Now, we have our dataset in a pandas dataframe. Next, we look at the variable descriptions and the contents of the dataset using df.info() and df.head() respectively. The target variable (‘Yes’/’No’) is converted to (1/0) using the code below.

df['target'] = df['y'].apply(lambda x: 1 if x == 'yes' else 0)

Descriptive Stats — Data Understanding

Exploratory statistics help a modeler understand the data better. A couple of these stats are available in this framework. First, we check the missing values in each column in the dataset by using the below code.

df.isnull().mean().sort_values(ascending=False)*100

Second, we check the correlation between variables using the code below.

import seaborn as sns
import matplotlib.pyplot as plt
%matplotlib inline
corr = df.corr()
sns.heatmap(corr, 
        xticklabels=corr.columns,
        yticklabels=corr.columns)

Finally, in the framework, I included a binning algorithm that automatically bins the input variables in the dataset and creates a bivariate plot (inputs vs target).

bar_color = '#058caa'
num_color = '#ed8549'

final_iv,_ = data_vars(df1,df1['target'])
final_iv = final_iv[(final_iv.VAR_NAME != 'target')]
grouped = final_iv.groupby(['VAR_NAME'])
for key, group in grouped:
    ax = group.plot('MIN_VALUE','EVENT_RATE',kind='bar',color=bar_color,linewidth=1.0,edgecolor=['black'])
    ax.set_title(str(key) + " vs " + str('target'))
    ax.set_xlabel(key)
    ax.set_ylabel(str('target') + " %")
    rects = ax.patches
    for rect in rects:
        height = rect.get_height()
        ax.text(rect.get_x()+rect.get_width()/2., 1.01*height, str(round(height*100,1)) + '%', 
                ha='center', va='bottom', color=num_color, fontweight='bold')
The values in the bottom represent the start value of the bin.

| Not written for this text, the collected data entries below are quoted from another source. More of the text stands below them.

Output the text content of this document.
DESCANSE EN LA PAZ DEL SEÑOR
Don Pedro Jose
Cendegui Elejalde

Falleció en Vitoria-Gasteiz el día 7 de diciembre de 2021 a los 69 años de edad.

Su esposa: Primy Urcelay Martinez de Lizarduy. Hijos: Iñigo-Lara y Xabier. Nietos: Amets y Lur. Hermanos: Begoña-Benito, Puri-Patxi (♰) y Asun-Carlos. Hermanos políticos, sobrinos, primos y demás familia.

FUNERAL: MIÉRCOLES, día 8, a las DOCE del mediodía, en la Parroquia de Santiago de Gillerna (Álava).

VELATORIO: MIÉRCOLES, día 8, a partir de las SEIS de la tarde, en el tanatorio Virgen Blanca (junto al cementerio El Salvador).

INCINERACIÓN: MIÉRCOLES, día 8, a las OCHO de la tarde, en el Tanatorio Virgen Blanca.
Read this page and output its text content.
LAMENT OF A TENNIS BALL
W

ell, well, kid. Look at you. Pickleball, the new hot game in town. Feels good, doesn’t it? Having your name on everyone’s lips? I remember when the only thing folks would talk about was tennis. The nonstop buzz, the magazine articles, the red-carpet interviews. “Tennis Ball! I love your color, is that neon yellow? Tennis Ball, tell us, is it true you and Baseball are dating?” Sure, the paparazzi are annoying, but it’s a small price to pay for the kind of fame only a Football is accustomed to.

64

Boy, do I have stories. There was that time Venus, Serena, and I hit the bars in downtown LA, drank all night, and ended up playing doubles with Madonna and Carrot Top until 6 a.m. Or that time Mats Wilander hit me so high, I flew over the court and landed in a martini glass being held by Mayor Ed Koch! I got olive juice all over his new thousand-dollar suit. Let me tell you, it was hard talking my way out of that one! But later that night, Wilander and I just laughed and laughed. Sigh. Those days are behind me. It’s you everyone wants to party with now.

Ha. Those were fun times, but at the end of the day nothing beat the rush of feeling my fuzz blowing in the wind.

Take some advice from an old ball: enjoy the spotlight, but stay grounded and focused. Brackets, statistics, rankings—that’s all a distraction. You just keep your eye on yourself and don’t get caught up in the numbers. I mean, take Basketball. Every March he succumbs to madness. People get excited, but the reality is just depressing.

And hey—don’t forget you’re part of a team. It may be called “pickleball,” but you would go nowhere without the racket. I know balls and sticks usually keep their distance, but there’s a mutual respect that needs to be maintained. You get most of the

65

Variable Selection — Data Preparation

Please read my article below on variable selection process which is used in this framework. The variables are selected based on a voting system. We use different algorithms to select features and then finally each algorithm votes for their selected feature. The final vote count is used to select the best feature for modeling.

Model — Modeling

80% of the predictive model work is done so far. To complete the rest 20%, we split our dataset into train/test and try a variety of algorithms on the data and pick the best one.

from sklearn.cross_validation import train_test_split

train, test = train_test_split(df1, test_size = 0.4)
train = train.reset_index(drop=True)
test = test.reset_index(drop=True)

features_train = train[list(vif['Features'])]
label_train = train['target']
features_test = test[list(vif['Features'])]
label_test = test['target']

We apply different algorithms on the train dataset and evaluate the performance on the test data to make sure the model is stable. The framework includes codes for Random Forest, Logistic Regression, Naive Bayes, Neural Network and Gradient Boosting. We can add other models based on our needs. The Random forest code is provided below.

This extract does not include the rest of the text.